From Flood Controls to Faculty Center: Unfinished Buildings, Unanswered Questions at UP Diliman
September 19, 2025

The scandal over anomalous flood control projects has reached the University of the Philippines Diliman. Across the campus, buildings long promised to students, faculty, and staff have inched upward only to stall, some left crumbling midway. Some of those declared finished are dogged by complaints of substandard work, while the unfinished, years overdue, stand shrouded in blue tarpaulins and overgrown grass, their scaffoldings and skeletal frames already weathered before completion.

The Faculty Center, the College of Arts and Letters Building, the Institute of Islamic Studies Complex, the College of Human Kinetics Swimming Pool and Arena are but some of the unfinished ones. Pandemic lockdowns stalled some of these projects, yes, but it has been five years since the first stoppages. The reasons offered, if any, do not satisfy. While a few projects are now in their homestretch, many remain stuck halfway.

The Faculty Center, for instance, razed by fire in April 2016, was promised resurrection with nearly P600 million in the 2017 General Appropriations Act, and another P74 million the year after. This is based on publicly available data from the Department of Public Works and Highways (DPWH). Faculty Center’s Phase 1 is about 94 percent done, while Phase 2 barely scratches 13 percent.

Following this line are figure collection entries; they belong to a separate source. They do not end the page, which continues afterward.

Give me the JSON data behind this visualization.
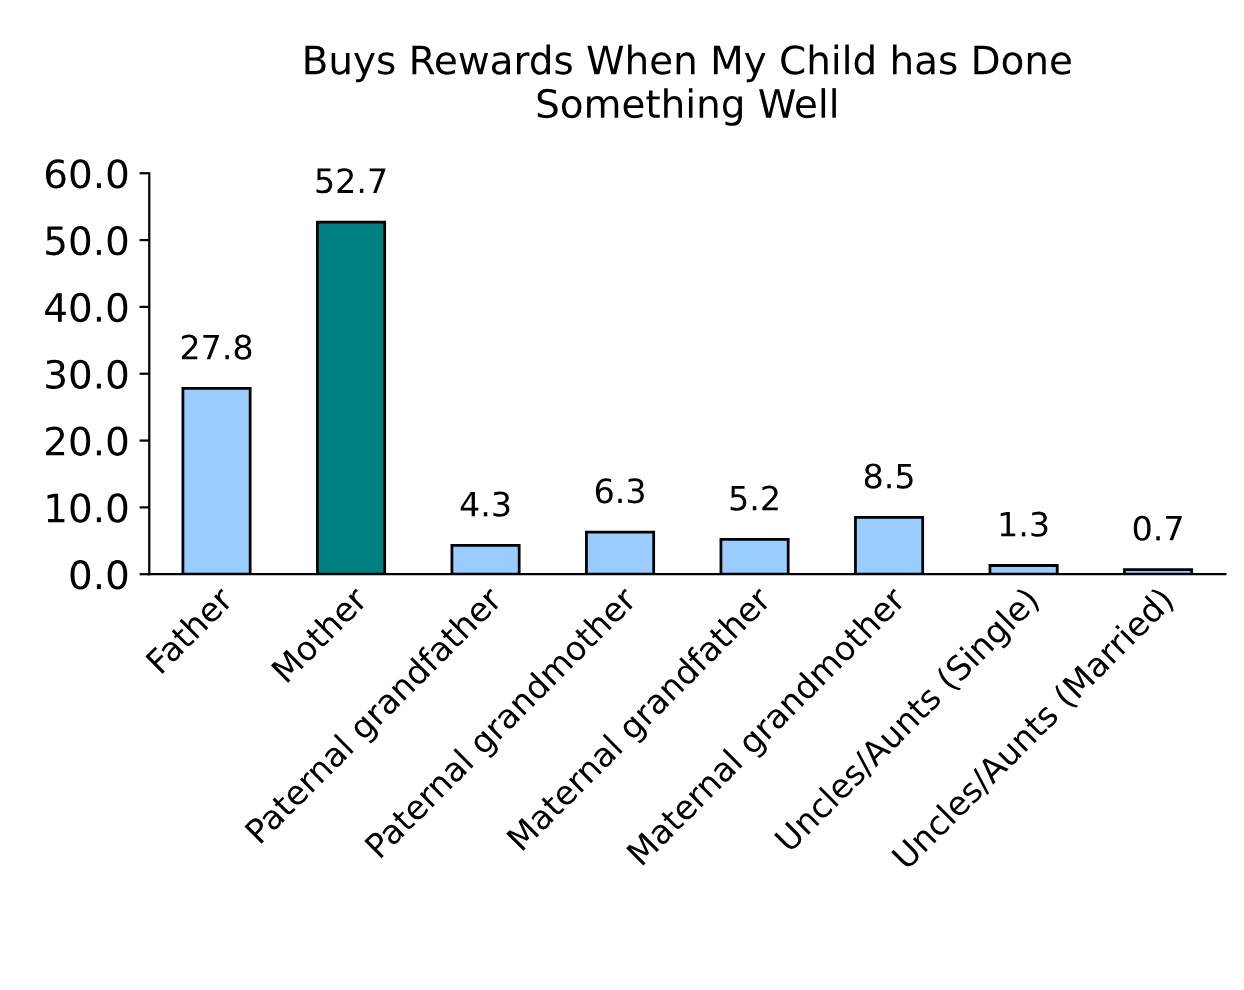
{
  "chart_data": {
    "type": "bar",
    "title": "Buys Rewards When My Child has Done\nSomething Well",
    "categories": [
      "Father",
      "Mother",
      "Paternal grandfather",
      "Paternal grandmother",
      "Maternal grandfather",
      "Maternal grandmother",
      "Uncles/Aunts (Single)",
      "Uncles/Aunts (Married)"
    ],
    "values": [
      27.8,
      52.7,
      4.3,
      6.3,
      5.2,
      8.5,
      1.3,
      0.7
    ],
    "colors": [
      "#99ccff",
      "#008080",
      "#99ccff",
      "#99ccff",
      "#99ccff",
      "#99ccff",
      "#99ccff",
      "#99ccff"
    ],
    "ylim": [
      0,
      60
    ],
    "yticks": [
      {
        "value": 0,
        "label": "0.0"
      },
      {
        "value": 10,
        "label": "10.0"
      },
      {
        "value": 20,
        "label": "20.0"
      },
      {
        "value": 30,
        "label": "30.0"
      },
      {
        "value": 40,
        "label": "40.0"
      },
      {
        "value": 50,
        "label": "50.0"
      },
      {
        "value": 60,
        "label": "60.0"
      }
    ],
    "data_labels": true,
    "grid": false,
    "legend": false
  }
}
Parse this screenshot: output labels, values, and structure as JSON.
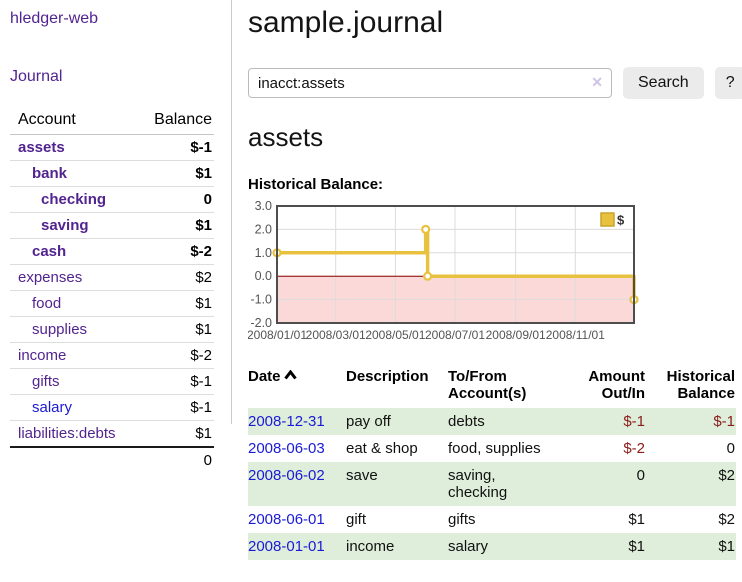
{
  "sidebar": {
    "brand": "hledger-web",
    "journal_link": "Journal",
    "accounts_table": {
      "headers": {
        "account": "Account",
        "balance": "Balance"
      },
      "rows": [
        {
          "name": "assets",
          "indent": 0,
          "bold": true,
          "balance": "$-1",
          "balance_style": "neg-strong"
        },
        {
          "name": "bank",
          "indent": 1,
          "bold": true,
          "balance": "$1",
          "balance_style": "pos"
        },
        {
          "name": "checking",
          "indent": 2,
          "bold": true,
          "balance": "0",
          "balance_style": "pos"
        },
        {
          "name": "saving",
          "indent": 2,
          "bold": true,
          "balance": "$1",
          "balance_style": "pos"
        },
        {
          "name": "cash",
          "indent": 1,
          "bold": true,
          "balance": "$-2",
          "balance_style": "neg-strong"
        },
        {
          "name": "expenses",
          "indent": 0,
          "bold": false,
          "balance": "$2",
          "balance_style": "pos"
        },
        {
          "name": "food",
          "indent": 1,
          "bold": false,
          "balance": "$1",
          "balance_style": "pos"
        },
        {
          "name": "supplies",
          "indent": 1,
          "bold": false,
          "balance": "$1",
          "balance_style": "pos"
        },
        {
          "name": "income",
          "indent": 0,
          "bold": false,
          "balance": "$-2",
          "balance_style": "neg-soft"
        },
        {
          "name": "gifts",
          "indent": 1,
          "bold": false,
          "balance": "$-1",
          "balance_style": "neg-soft"
        },
        {
          "name": "salary",
          "indent": 1,
          "bold": false,
          "link_color": "blue",
          "balance": "$-1",
          "balance_style": "neg-soft"
        },
        {
          "name": "liabilities:debts",
          "indent": 0,
          "bold": false,
          "balance": "$1",
          "balance_style": "pos"
        }
      ],
      "total": "0"
    }
  },
  "header": {
    "title": "sample.journal"
  },
  "search": {
    "value": "inacct:assets",
    "clear_icon": "✕",
    "button_label": "Search",
    "help_label": "?"
  },
  "account_page": {
    "heading": "assets",
    "chart_label": "Historical Balance:"
  },
  "chart_data": {
    "type": "line",
    "step": true,
    "title": "Historical Balance",
    "series": [
      {
        "name": "$",
        "color": "#e8c23f",
        "points": [
          {
            "date": "2008-01-01",
            "day": 0,
            "value": 1
          },
          {
            "date": "2008-06-01",
            "day": 152,
            "value": 2
          },
          {
            "date": "2008-06-03",
            "day": 154,
            "value": 0
          },
          {
            "date": "2008-12-31",
            "day": 365,
            "value": -1
          }
        ]
      }
    ],
    "x_domain_days": [
      0,
      365
    ],
    "ylim": [
      -2,
      3
    ],
    "y_ticks": [
      {
        "label": "3.0",
        "value": 3
      },
      {
        "label": "2.0",
        "value": 2
      },
      {
        "label": "1.0",
        "value": 1
      },
      {
        "label": "0.0",
        "value": 0
      },
      {
        "label": "-1.0",
        "value": -1
      },
      {
        "label": "-2.0",
        "value": -2
      }
    ],
    "x_ticks": [
      {
        "label": "2008/01/01",
        "day": 0
      },
      {
        "label": "2008/03/01",
        "day": 60
      },
      {
        "label": "2008/05/01",
        "day": 121
      },
      {
        "label": "2008/07/01",
        "day": 182
      },
      {
        "label": "2008/09/01",
        "day": 244
      },
      {
        "label": "2008/11/01",
        "day": 305
      }
    ],
    "negative_fill": "#fbd9d9",
    "zero_line_color": "#8b0000",
    "grid_color": "#dcdcdc",
    "border_color": "#4d4d4d",
    "tick_color": "#545454",
    "legend": {
      "label": "$",
      "position": "top-right",
      "swatch_border": "#c9a42c"
    }
  },
  "register_table": {
    "headers": {
      "date": "Date",
      "description": "Description",
      "account": "To/From Account(s)",
      "amount": "Amount Out/In",
      "balance": "Historical Balance"
    },
    "rows": [
      {
        "date": "2008-12-31",
        "description": "pay off",
        "account_lines": [
          "debts"
        ],
        "amount": "$-1",
        "amount_neg": true,
        "balance": "$-1",
        "balance_neg": true,
        "shaded": true
      },
      {
        "date": "2008-06-03",
        "description": "eat & shop",
        "account_lines": [
          "food, supplies"
        ],
        "amount": "$-2",
        "amount_neg": true,
        "balance": "0",
        "balance_neg": false,
        "shaded": false
      },
      {
        "date": "2008-06-02",
        "description": "save",
        "account_lines": [
          "saving,",
          "checking"
        ],
        "amount": "0",
        "amount_neg": false,
        "balance": "$2",
        "balance_neg": false,
        "shaded": true
      },
      {
        "date": "2008-06-01",
        "description": "gift",
        "account_lines": [
          "gifts"
        ],
        "amount": "$1",
        "amount_neg": false,
        "balance": "$2",
        "balance_neg": false,
        "shaded": false
      },
      {
        "date": "2008-01-01",
        "description": "income",
        "account_lines": [
          "salary"
        ],
        "amount": "$1",
        "amount_neg": false,
        "balance": "$1",
        "balance_neg": false,
        "shaded": true
      }
    ]
  }
}
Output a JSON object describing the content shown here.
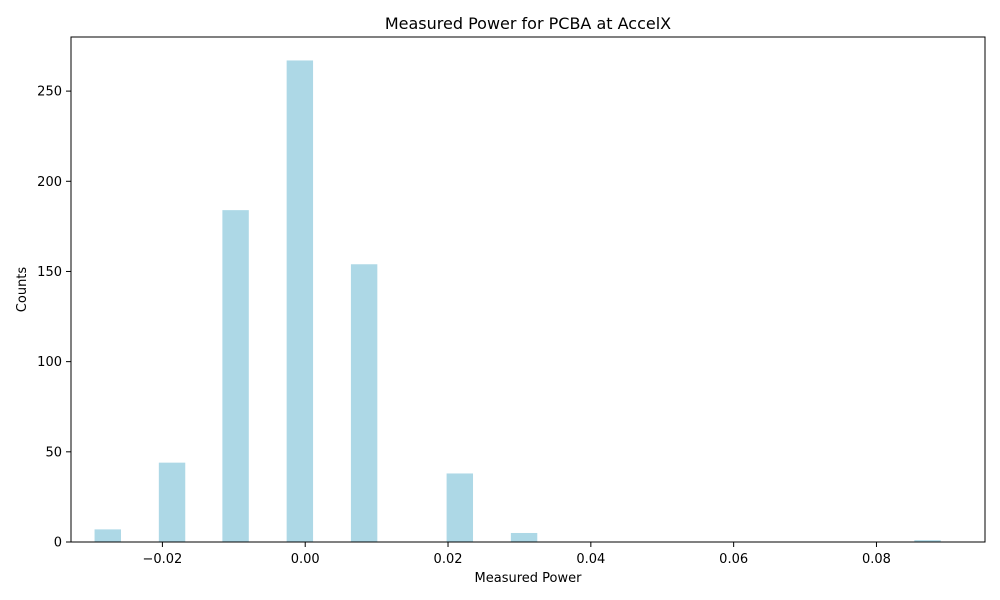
{
  "chart_data": {
    "type": "bar",
    "title": "Measured Power for PCBA at AccelX",
    "xlabel": "Measured Power",
    "ylabel": "Counts",
    "xlim": [
      -0.0328,
      0.0952
    ],
    "ylim": [
      0,
      280
    ],
    "xticks": [
      -0.02,
      0.0,
      0.02,
      0.04,
      0.06,
      0.08
    ],
    "xtick_labels": [
      "−0.02",
      "0.00",
      "0.02",
      "0.04",
      "0.06",
      "0.08"
    ],
    "yticks": [
      0,
      50,
      100,
      150,
      200,
      250
    ],
    "ytick_labels": [
      "0",
      "50",
      "100",
      "150",
      "200",
      "250"
    ],
    "grid": false,
    "bar_color": "#add8e6",
    "bins": [
      {
        "x0": -0.0295,
        "x1": -0.0258,
        "count": 7
      },
      {
        "x0": -0.0205,
        "x1": -0.0168,
        "count": 44
      },
      {
        "x0": -0.0116,
        "x1": -0.0079,
        "count": 184
      },
      {
        "x0": -0.0026,
        "x1": 0.0011,
        "count": 267
      },
      {
        "x0": 0.0064,
        "x1": 0.0101,
        "count": 154
      },
      {
        "x0": 0.0198,
        "x1": 0.0235,
        "count": 38
      },
      {
        "x0": 0.0288,
        "x1": 0.0325,
        "count": 5
      },
      {
        "x0": 0.0853,
        "x1": 0.089,
        "count": 1
      }
    ]
  }
}
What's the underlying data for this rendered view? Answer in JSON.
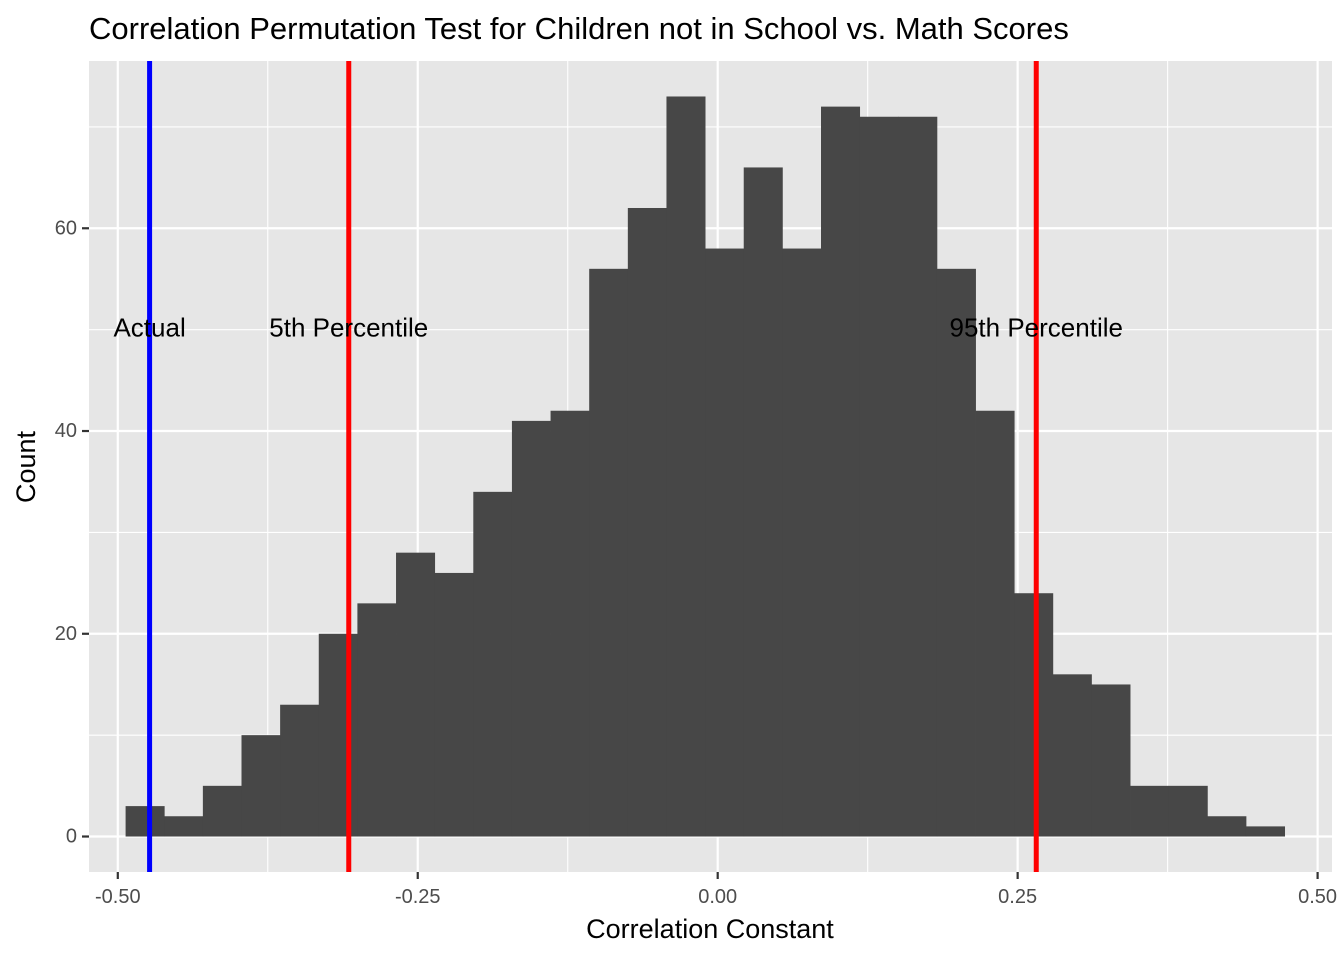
{
  "chart_data": {
    "type": "bar",
    "title": "Correlation Permutation Test for Children not in School vs. Math Scores",
    "xlabel": "Correlation Constant",
    "ylabel": "Count",
    "xlim": [
      -0.524,
      0.512
    ],
    "ylim": [
      -3.5,
      76.5
    ],
    "grid": true,
    "x_ticks": [
      {
        "value": -0.5,
        "label": "-0.50"
      },
      {
        "value": -0.25,
        "label": "-0.25"
      },
      {
        "value": 0.0,
        "label": "0.00"
      },
      {
        "value": 0.25,
        "label": "0.25"
      },
      {
        "value": 0.5,
        "label": "0.50"
      }
    ],
    "y_ticks": [
      {
        "value": 0,
        "label": "0"
      },
      {
        "value": 20,
        "label": "20"
      },
      {
        "value": 40,
        "label": "40"
      },
      {
        "value": 60,
        "label": "60"
      }
    ],
    "bin_width": 0.0322,
    "bin_start": -0.4935,
    "counts": [
      3,
      2,
      5,
      10,
      13,
      20,
      23,
      28,
      26,
      34,
      41,
      42,
      56,
      62,
      73,
      58,
      66,
      58,
      72,
      71,
      71,
      56,
      42,
      24,
      16,
      15,
      5,
      5,
      2,
      1
    ],
    "bar_color": "#474747",
    "vlines": [
      {
        "x": -0.4735,
        "color": "#0000ff",
        "label": "Actual"
      },
      {
        "x": -0.3075,
        "color": "#ff0000",
        "label": "5th Percentile"
      },
      {
        "x": 0.2655,
        "color": "#ff0000",
        "label": "95th Percentile"
      }
    ],
    "label_y": 50
  }
}
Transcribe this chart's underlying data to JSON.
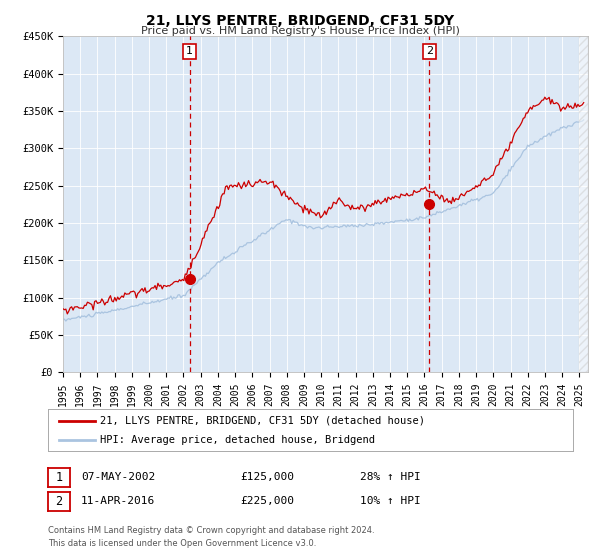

The Institute of Islamic Studies Complex, meanwhile, cannot even claim pandemic delays. Work began only in October 2023, with a completion date of July 2024. That deadline has since been punted to March 2026. Two years in, about 20 percent complete.

The data from DPWH paints the dire situation for these projects: of (at least) 14 ongoing DPWH projects in UP Diliman, nine are already overdue, two are at risk of being overdue, and only two can be considered (nearly) complete.

On Monday, September 15, I went around the campus to see for myself. Some sites showed signs of progress. Others – for instance, the College of Human Kinetics Swimming Pool and Arena – remained bare bones despite official reports declaring Phase 1 at 90 percent and Phase 2 at 66 percent. The government tarpaulin announcing “Where your taxes go,” crumpled and rolled up against a wall, was so worn that I had to unfurl it for a photo. According to it, Phase 2 began in July 2022 and should have ended by May 2023. More than two years later, it is still skeletal.


The status of the UP CHK Swimming Pool, as of Sept. 15, 2025

Still, a bare bones construction site of the UP CHK Swimming Pool and Arena, as of Sept. 15, 2025

A crumpled, and rolled up tarpaulin of the project that I unfurled, Sept. 15, 2025.

The problem goes beyond construction delays. With DPWH’s anomalous flood control projects unraveling nationwide, the same contractors keep surfacing inside UP.

The Discayas’ Alpha & Omega Contractor and Development Corp. – named by President Marcos Jr. as among the country’s top ten flood control contractors – was awarded to construct a P55.6 million “Academic Multipurpose Building” in Diliman in 2019. Another Discaya company, St. Gerrard Construction, tried (and thankfully failed) to win the CAL Building Phase 3 contract in 2023. Elite General Contractor and Development Corp., also owned by the Discayas, is building the School of Urban and Regional Planning’s new building, almost finished but now uncertain after DPWH suspended Elite General’s license along with that of other Discaya companies.

The Discayas are not alone, though. Centerways Construction and Development Corp., led by Lawrence Lubiano (alleged P30 million campaign donor to Sen. Chiz Escudero) built a “multipurpose building” in Diliman for P40.1 million and joined the P44.6 million renovation of Abelardo Hall at the College of Music.

(These entanglements stretch beyond Diliman. In UP Manila, the failed renovation of Rizal Hall was first awarded to the Discayas’ St. Timothy Construction, then turned over to the Lubianos’ Centerways in joint venture with FS Co Builders and Supply, owned by Farida Co – sister of Rep. Elizaldy Co, then chair of the House Committee on Appropriations, and Rep. Christopher “Kito” Co. Farida Co signed the Rizal Hall contract while already a candidate for Albay vice governor, a post she later won in May 2025.)

The web of connections is thick, the delays – let’s call them failures – undeniable. And yet, accountability remains missing.

Yesterday, UP announced it would assume control of stalled projects, singling out the Faculty Center and the UP Main Library’s Gonzalez Hall. The post on Facebook about this was quietly deleted hours later, after drawing sharp comments online. Still, it echoes earlier statements by the Angelo Jimenez administration that UP would take matters into its own hands regarding these projects.

The timing is telling, though. This is less than a week after thousands of students filled AS Steps in an anti-corruption rally, and days before the September 21 protest at Luneta. So the questions remain: What about the contractors who failed to deliver? Will DPWH answer for the delays? Where did the billions in taxpayer money go?

On campus, the unfinished buildings stand as mute, concrete reminders. Outside, the protests grow louder.